Repetitive sex change in the stony coral Herpolitha limax across a wide geographic range

Abstract

Sex change has been widely studied in animals and plants. However, the conditions favoring sex change, its mode and timing remain poorly known. Here, for the first time in stony corals, we report on a protandrous (youngest individuals are males) repetitive sex change exhibited by the fungiid coral Herpolitha limax across large spatial scales (the coral reefs of Japan, Jordan and Israel) and temporal scales (2004-2017). In contrast to most corals, this species is a daytime spawner (08:00-10:00 AM) that spawned at the same time/same date across all the study sites. The sporadically scattered populations of H. limax among the coral reefs of Eilat (Israel) and Aqaba (Jordan) exhibited significantly slower growth, earlier sex change, and lower percentages of reproduction and sex change in comparison to the densely aggregated populations in Okinawa (Japan). At all sites, sex ratio varied among years, but was almost always biased towards maleness. Growth rate decreased with size. We conclude that comparable to dioecious plants that display labile sexuality in response to energetic and/or environmental constraints, the repetitive sex change displayed by H. limax increases its overall fitness reinforcing the important role of reproductive plasticity in the Phylum Cnidaria in determining their evolutionary success.

Figure 1

Herpolitha limax: a sequential hermaphrodite daytime spawner. (a) An example of a tagged individual (using a numeric plastic tag attached by a nylon fishing cord inserted through a thin hole drilled at the edge of the coral skeleton) monitored throughout the span of the study. A total of 480 individuals were monitored at the three study sites (175, 93 and 212 specimens in Okinawa, Eilat and Aqaba, respectively). (b) Male shedding spurts of sperm through multiple mouth openings. (c) Female shedding eggs through multiple mouth openings. In contrast to most corals, this species is a daytime spawner (releasing gametes between 8 am to 10 am for 5–7 consecutive days, five days after the full moon, of June-August or July-September). In all three study sites H. limax released gametes during the same months, same lunar age and at exactly the same time, in consecutive years.

Figure 2

Herpolitha limax (Okinawa, Japan): a heat-map displaying ‘expressed sexuality’ per individual coral (i.e corals whose reproduction had been studied for two years or more) throughout the study years. The cluster-aggregated boxplots to the right of the heat-map display the individual coral weight (g). Centerlines show the medians; box limits indicate the 25^th and 75^th percentiles; whiskers extend to min and max values and the range is colored in accordance with the legend below the heat-map; data points are represented by blank circles. n (from top to bottom) = 10, 21, 43, 22 individual coral weights. The color of each cell in the heat-map corresponds to the legend below it.
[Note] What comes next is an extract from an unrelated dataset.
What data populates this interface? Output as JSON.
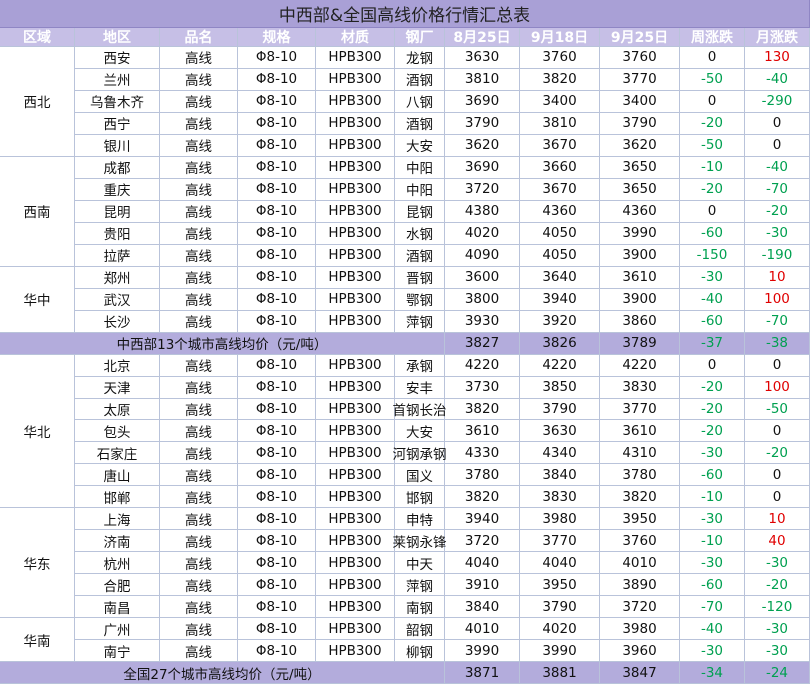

Gray cells (ND) correspond to missing data and blue cells (NR) to non-reproductive coral. The rows (individual corals) are ordered by patterns of sexuality. Boxplot (a) – represents individuals that were documented only as ‘males’ throughout the study; Boxplot (b) – represents individuals that changed sex at least once but were not documented as having both gametes simultaneously (i.e. transitional); Boxplot (c) – represents individuals that were documented as containing both gametes simultaneously (i.e. transitional) at least once during the study. Boxplot (d) - represents individuals that were documented only as ‘females’ throughout the study.

Figure 3

Herpolitha limax: Size-frequency distribution of individuals for which sex was determined. Since individual corals in the population changed sex frequently, the calculation of size-frequency distribution was performed as an accumulation of data from all years. Data represent results from 2012 onward: Okinawa, Japan (2014–2017), Aqaba, Jordan (2013, 2015) and Eilat, Israel (2012–2017). Number of individuals (n) within each size group is indicated under the bars. Size groups (>1200 gr.) in Eilat contained only one individual indicated by (*) and are not shown in the figure.

Figure 4

Allometric relationship and size range at sex change of the monitored H. limax populations at Okinawa, Japan (2004–2017); Aqaba Jordan (2013–2016); and Eilat, Israel (2009–2017). Green triangles, males (M); red squares, females (F); gray X, non-reproductive (NR); orange circles, transitional stage (T). Number of individuals n (Okinawa) = 180, including 93 M, 57 F, 21NR and 9 T; N (Aqaba) = 178, including 39 M, 31 F, 103NR and 5 T; N (Eilat) = 157, including 45 M, 15 F and 97NR.

Figure 5

Herpolitha limax: average annual percentage increase in growth rate (weight) in different size groups, as measured at Okinawa, Japan (2004–2017); Aqaba, Jordan (2013–2016); and Eilat, Israel (2009–2017). Boxplot centerlines show the medians; box limits indicate the 25^th and 75^th percentiles; whiskers extend 1.5 times the interquartile range from the 25^th and 75^th percentiles; data points are represented by blank gray circles. Number of individuals (n) within each size group is indicated under the box.